Pendant cette période de 35 ans, 56 hommes sont décédés confirmés en travaillant sur des plateformes pétrolières en mer du Nord. Bien que la majorité soient britanniques, ils venaient de quatre autres pays également, dont huit décès américains.
Avant l’accident
Le Byford Dolphin était une plateforme pétrolière mobile construite en 1974. En 1983, elle se trouvait dans le champ pétrolifère de Frigg dans la mer du Nord orientale, une zone relevant de la surveillance norvégienne, bien que les plongeurs à bord étaient britanniques et norvégiens, travaillant pour une entreprise française. En tant que plongeurs de saturation, leur travail consistait à entrer dans une cloche de plongée et à être abaissés dans la mer, avant d’entrer dans l’eau avec leurs combinaisons de plongée pour effectuer le travail requis. Une fois terminé, ils réintégraient la cloche de plongée, qui était ensuite attachée à une chambre de décompression sur la plateforme.

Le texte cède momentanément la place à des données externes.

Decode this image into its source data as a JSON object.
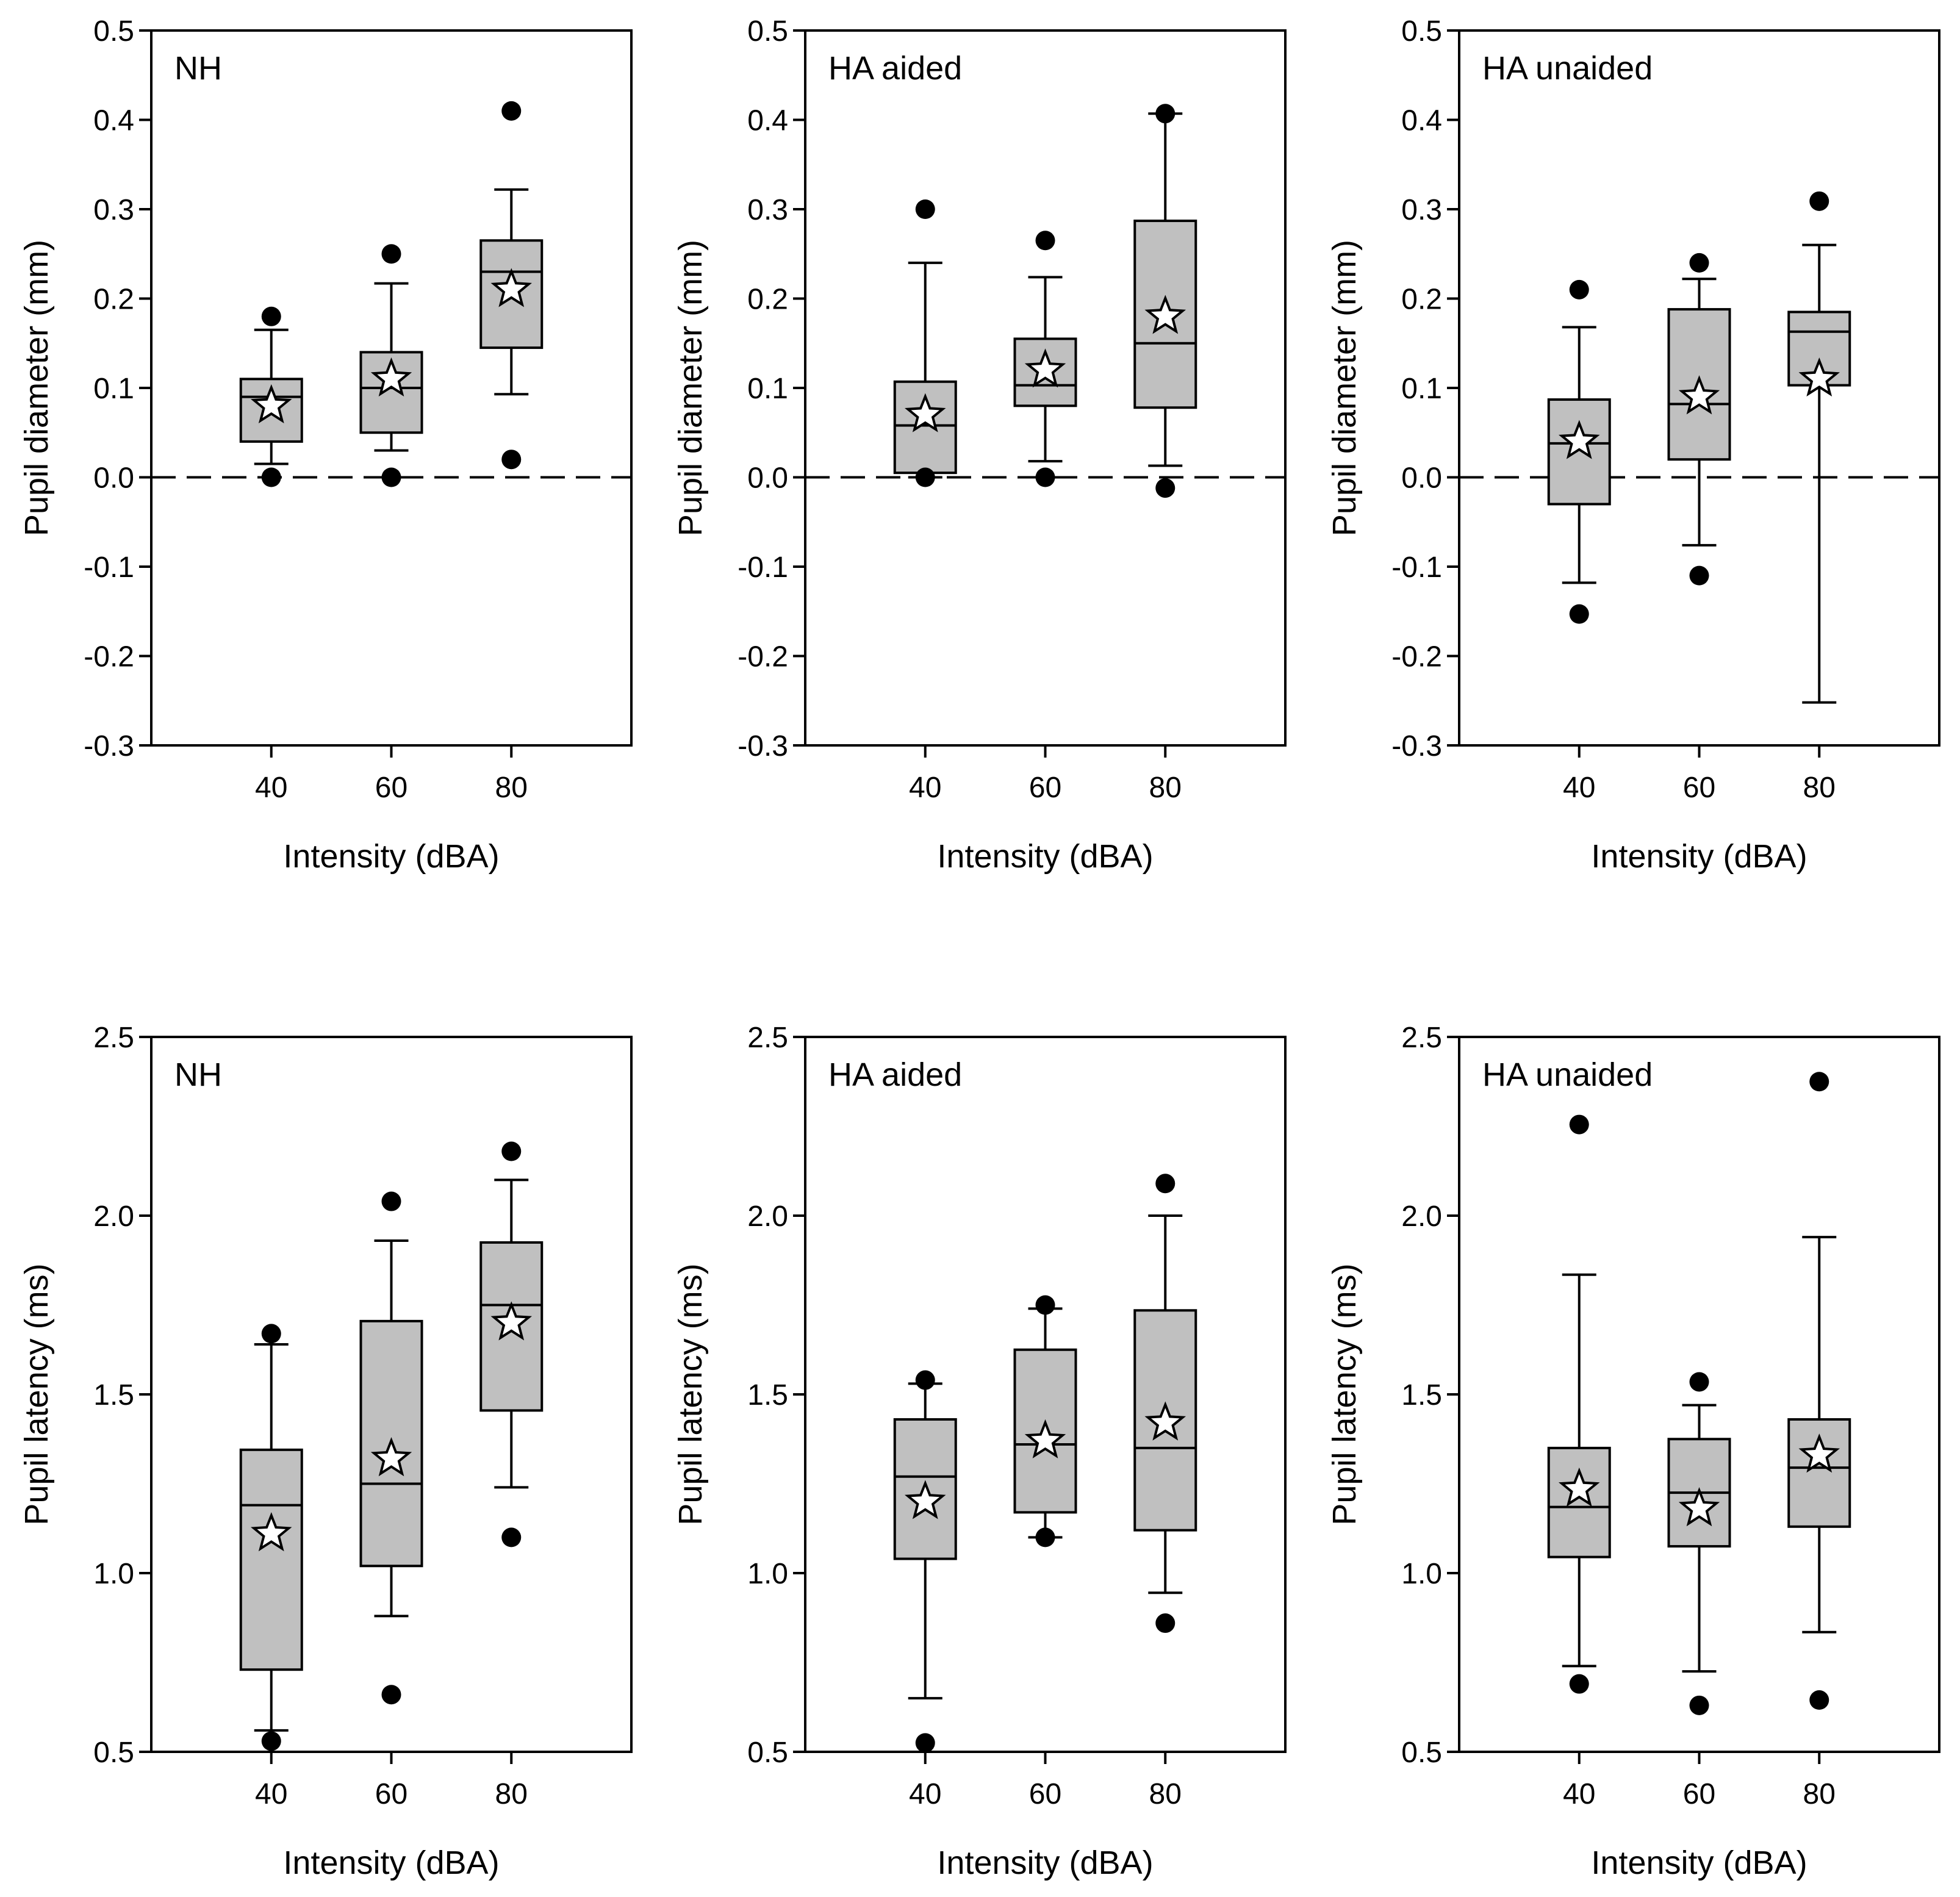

Le jour de l’accident, le 5 novembre 1983, six hommes étaient impliqués dans cette tâche. Il est ensuite devenu clair que ces hommes avaient travaillé jusqu’à leurs limites au cours des derniers mois. Entre le 15 août et le 5 novembre, plus d’un tiers de leurs plongées avaient dépassé la limite de huit heures censée être imposée. Cela n’était pas rare. Il n’y avait pas d’autorité formelle de sécurité des plongeurs veillant sur les hommes travaillant en mer du Nord de 1965 à 1978, et même une fois que la Direction du Pétrole a pris cette responsabilité, elle était réputée pour rester en retrait et être pro-entreprise, plutôt que de réellement veiller sur les travailleurs.
Ajoutant à leur épuisement, plonger aussi longtemps et aussi souvent fait des choses horribles au corps humain, et à l’époque, les travailleurs des plateformes pétrolières étaient censés simplement endurer et gérer les effets du mal de décompression.